The resulting cortex-amygdala blend draws us into experiencing an intimate human connection alongside a wry detachment from the greater world. Which is to say: it opens our heart to other people without duping us into mistaking our own desires for the laws of reality.

The ultimate result of reading Austen, Fletcher goes on to say, is that doing so eliminates

the friction and resentment that come from expecting our loved ones to be perfectly in sync with our own desires. And you might even say that it carries us a step closer to true love. Because isn’t that what true love is? Forgetting our self-involved fantasies to embrace a different heart?

I have two things to add to Fletcher’s literary history. First, he reports that, early in life when she was being courted by Tom Lefroy, both she and Tom loved Tom Jones. It was this love of a satiric romance that prompted Austen to innovate with indirect style. Yet I have always understood that Austen far preferred Samuel Richardson’s Sir Charles Grandison, which isn’t ironic at all. Indeed, in Northanger Abbey, she makes the loutish John Thorpe a Tom Jones fan while both the heroine and her sensible mother prefer Grandison.
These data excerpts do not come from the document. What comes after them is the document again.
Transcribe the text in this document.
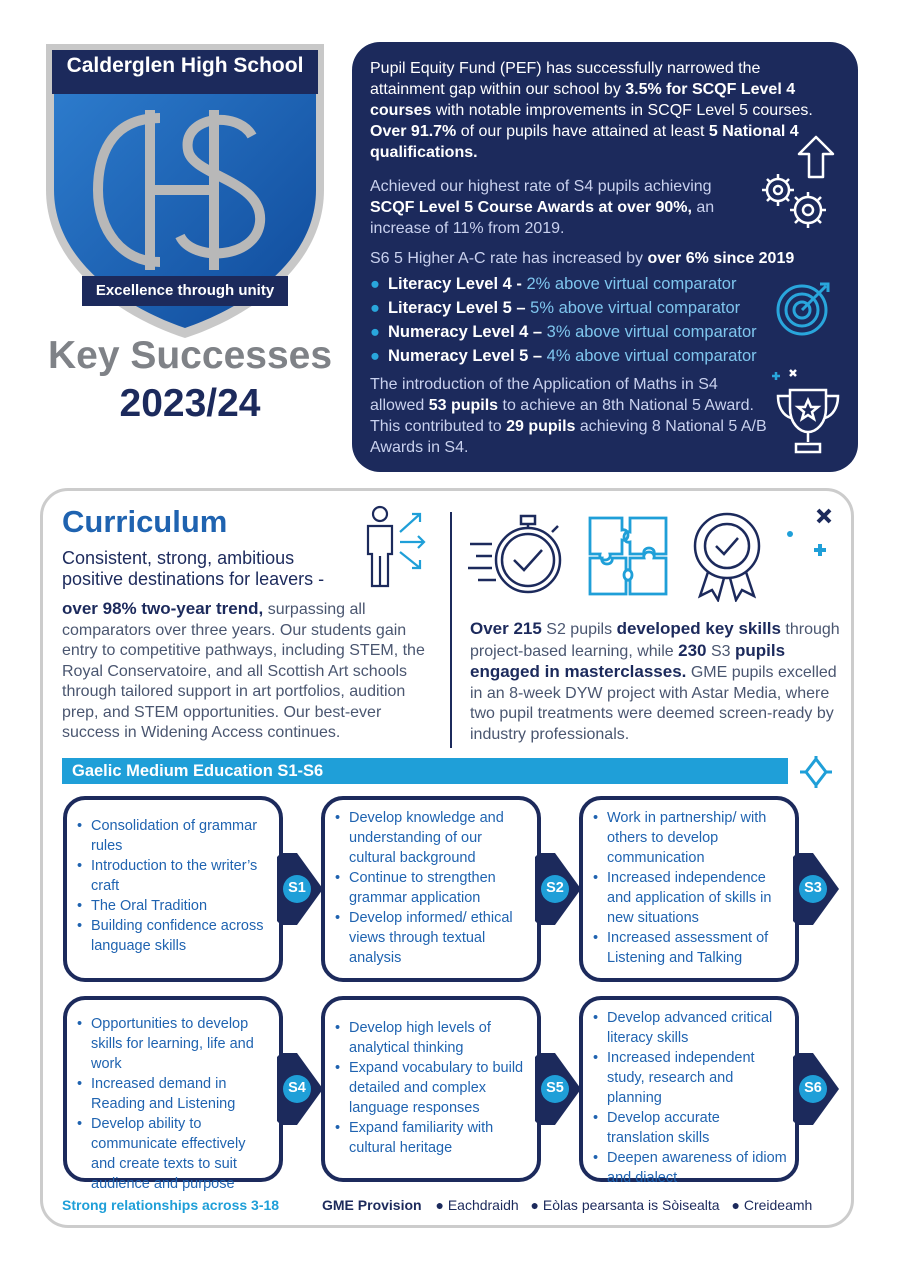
Calderglen High School
Excellence through unity
Key Successes
2023/24
Pupil Equity Fund (PEF) has successfully narrowed the attainment gap within our school by 3.5% for SCQF Level 4 courses with notable improvements in SCQF Level 5 courses. Over 91.7% of our pupils have attained at least 5 National 4 qualifications.
Achieved our highest rate of S4 pupils achieving SCQF Level 5 Course Awards at over 90%, an increase of 11% from 2019.
S6 5 Higher A-C rate has increased by over 6% since 2019
● Literacy Level 4 - 2% above virtual comparator
● Literacy Level 5 – 5% above virtual comparator
● Numeracy Level 4 – 3% above virtual comparator
● Numeracy Level 5 – 4% above virtual comparator
The introduction of the Application of Maths in S4 allowed 53 pupils to achieve an 8th National 5 Award. This contributed to 29 pupils achieving 8 National 5 A/B Awards in S4.
Curriculum
Consistent, strong, ambitious positive destinations for leavers -
over 98% two-year trend, surpassing all comparators over three years. Our students gain entry to competitive pathways, including STEM, the Royal Conservatoire, and all Scottish Art schools through tailored support in art portfolios, audition prep, and STEM opportunities. Our best-ever success in Widening Access continues.
Over 215 S2 pupils developed key skills through project-based learning, while 230 S3 pupils engaged in masterclasses. GME pupils excelled in an 8-week DYW project with Astar Media, where two pupil treatments were deemed screen-ready by industry professionals.
Gaelic Medium Education S1-S6
• Consolidation of grammar rules
• Introduction to the writer’s craft
• The Oral Tradition
• Building confidence across language skills
S1
• Develop knowledge and understanding of our cultural background
• Continue to strengthen grammar application
• Develop informed/ ethical views through textual analysis
S2
• Work in partnership/ with others to develop communication
• Increased independence and application of skills in new situations
• Increased assessment of Listening and Talking
S3
• Opportunities to develop skills for learning, life and work
• Increased demand in Reading and Listening
• Develop ability to communicate effectively and create texts to suit audience and purpose
S4
• Develop high levels of analytical thinking
• Expand vocabulary to build detailed and complex language responses
• Expand familiarity with cultural heritage
S5
• Develop advanced critical literacy skills
• Increased independent study, research and planning
• Develop accurate translation skills
• Deepen awareness of idiom and dialect
S6
Strong relationships across 3-18	GME Provision ● Eachdraidh ● Eòlas pearsanta is Sòisealta ● Creideamh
Thorpe undoubtedly likes Tom’s drinking, womanizing, and possibly dueling whereas Grandison does none of these things. And in fact, the heroes in Jane Austen’s novels are generally more like Grandison, the villains more like Tom (only without Tom’s good heart). Thus, we see a preference for Tilney over Thorpe, Darcy over Wickham, Brandon over Willoughby, and Edmund Bertram over Henry Crawford. Maybe Austen’s own heartbreak over Lefroy led her to treat romance somewhat satirically. And if she and Lefroy, like Marianne and Willoughby in Sense and Sensibility, read Cowper and Sir Walter Scott together, maybe that’s she satirizes those poets later in her fiction. Maybe Jane Austen was Marianne until she had her heart broken.
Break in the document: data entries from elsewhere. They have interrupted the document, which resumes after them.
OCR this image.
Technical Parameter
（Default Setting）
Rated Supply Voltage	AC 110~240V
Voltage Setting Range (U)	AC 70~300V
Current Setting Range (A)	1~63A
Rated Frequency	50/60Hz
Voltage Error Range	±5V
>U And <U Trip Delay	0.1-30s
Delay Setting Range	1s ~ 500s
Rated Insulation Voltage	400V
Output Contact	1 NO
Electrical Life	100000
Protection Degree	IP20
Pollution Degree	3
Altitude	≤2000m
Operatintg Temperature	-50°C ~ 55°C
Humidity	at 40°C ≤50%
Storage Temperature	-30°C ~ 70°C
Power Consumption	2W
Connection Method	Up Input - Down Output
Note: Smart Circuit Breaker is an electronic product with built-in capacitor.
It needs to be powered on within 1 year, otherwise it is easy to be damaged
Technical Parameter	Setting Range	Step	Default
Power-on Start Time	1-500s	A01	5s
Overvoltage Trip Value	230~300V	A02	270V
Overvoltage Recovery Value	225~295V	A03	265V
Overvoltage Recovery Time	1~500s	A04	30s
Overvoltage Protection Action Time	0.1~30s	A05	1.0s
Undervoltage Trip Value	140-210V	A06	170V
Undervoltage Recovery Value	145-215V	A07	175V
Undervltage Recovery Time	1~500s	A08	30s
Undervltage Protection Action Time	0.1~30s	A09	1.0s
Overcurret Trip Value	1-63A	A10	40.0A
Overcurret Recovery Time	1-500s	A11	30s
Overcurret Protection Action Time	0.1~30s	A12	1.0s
And speaking of romance without a hint of satire, Fletcher says that one of the most famous instances of “Samuel Richardson’s swoon-inducing offspring” is Jane Eyre. With this in mind, Charlotte Bronte’s comments on Austen are revealing. When an admirer of both Jane Eyre and Pride and Prejudice persuaded Bronte to read P&P, she got back the comment, “A carefully fenced, highly cultivated garden with neat borders and delicate flowers. I should hardly like to live with her ladies and gentlemen in their elegant but confined houses.”

In Bronte’s mind, Austen plays it too safe. Ironic distance allows one to do that. At the same time, I can imagine Austen shuddering at Jane’s unbridled passion, how she at one point turns Rochester into her god. (How Austen would respond to Catherine Earnshaw in Wuthering Heights, meanwhile, is beyond imagining.) At times, Jane Eyre and Catherine Earnshaw are reckless in the way the way that Marianne Dashwood is reckless. Catherine dies and Marianne and Jane almost do.
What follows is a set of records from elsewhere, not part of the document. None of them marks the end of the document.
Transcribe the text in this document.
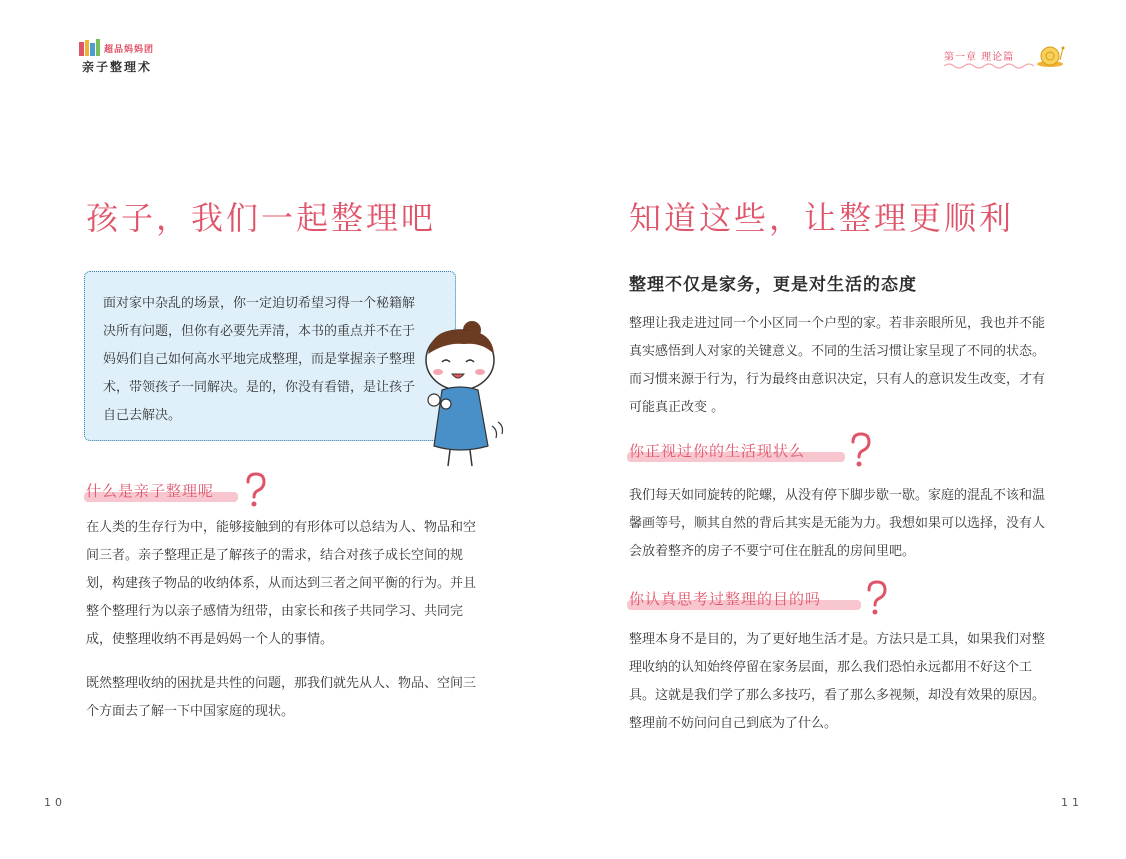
超品妈妈团
亲子整理术
孩子，我们一起整理吧
面对家中杂乱的场景，你一定迫切希望习得一个秘籍解决所有问题，但你有必要先弄清，本书的重点并不在于妈妈们自己如何高水平地完成整理，而是掌握亲子整理术，带领孩子一同解决。是的，你没有看错，是让孩子自己去解决。
什么是亲子整理呢
在人类的生存行为中，能够接触到的有形体可以总结为人、物品和空间三者。亲子整理正是了解孩子的需求，结合对孩子成长空间的规划，构建孩子物品的收纳体系，从而达到三者之间平衡的行为。并且整个整理行为以亲子感情为纽带，由家长和孩子共同学习、共同完成，使整理收纳不再是妈妈一个人的事情。
既然整理收纳的困扰是共性的问题，那我们就先从人、物品、空间三个方面去了解一下中国家庭的现状。
10
第一章 理论篇
知道这些，让整理更顺利
整理不仅是家务，更是对生活的态度
整理让我走进过同一个小区同一个户型的家。若非亲眼所见，我也并不能真实感悟到人对家的关键意义。不同的生活习惯让家呈现了不同的状态。而习惯来源于行为，行为最终由意识决定，只有人的意识发生改变，才有可能真正改变 。
你正视过你的生活现状么
我们每天如同旋转的陀螺，从没有停下脚步歇一歇。家庭的混乱不该和温馨画等号，顺其自然的背后其实是无能为力。我想如果可以选择，没有人会放着整齐的房子不要宁可住在脏乱的房间里吧。
你认真思考过整理的目的吗
整理本身不是目的，为了更好地生活才是。方法只是工具，如果我们对整理收纳的认知始终停留在家务层面，那么我们恐怕永远都用不好这个工具。这就是我们学了那么多技巧，看了那么多视频，却没有效果的原因。整理前不妨问问自己到底为了什么。
11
So yes, Austen could well have invented “valentine armor” as a way to stave off a broken heart. Perhaps it’s even a way to have love and protection at the same time. But one loses something when one guards the heart, which may be why Charlotte Bronte doesn’t care for Austen.

I, on the other hand, feel blessed that I can turn to both authors. It all depends on whether I’m more in the mood for all-out romance or romantic comedy.

Bonus example of Austen’s free indirect style: My favorite line in all of Jane Austen provides us with a great example. In Sense and Sensibility, by getting disinherited, Edward Ferrars and Elinor Dashwood are able to escape having to live “on the best terms imaginable” with Mrs. Ferrars, John and Fanny Dashwood, and Lucy (Steele) and Robert Ferrars, all of them execrable people. Telling us what happens to them all in the future, Austen simultaneously takes us into their perspective and provides us with a satiric laugh:

They settled in town, received very liberal assistance from Mrs. Ferrars, were on the best terms imaginable with the Dashwoods; and setting aside the jealousies and ill-will continually subsisting between Fanny and Lucy, in which their husbands of course took a part, as well as the frequent domestic disagreements between Robert and Lucy themselves, nothing could exceed the harmony in which they all lived together.

I can hear more than one of the characters saying that “nothing can exceed the harmony of how we live together.” Of course, “setting aside” is doing some heavy lifting here.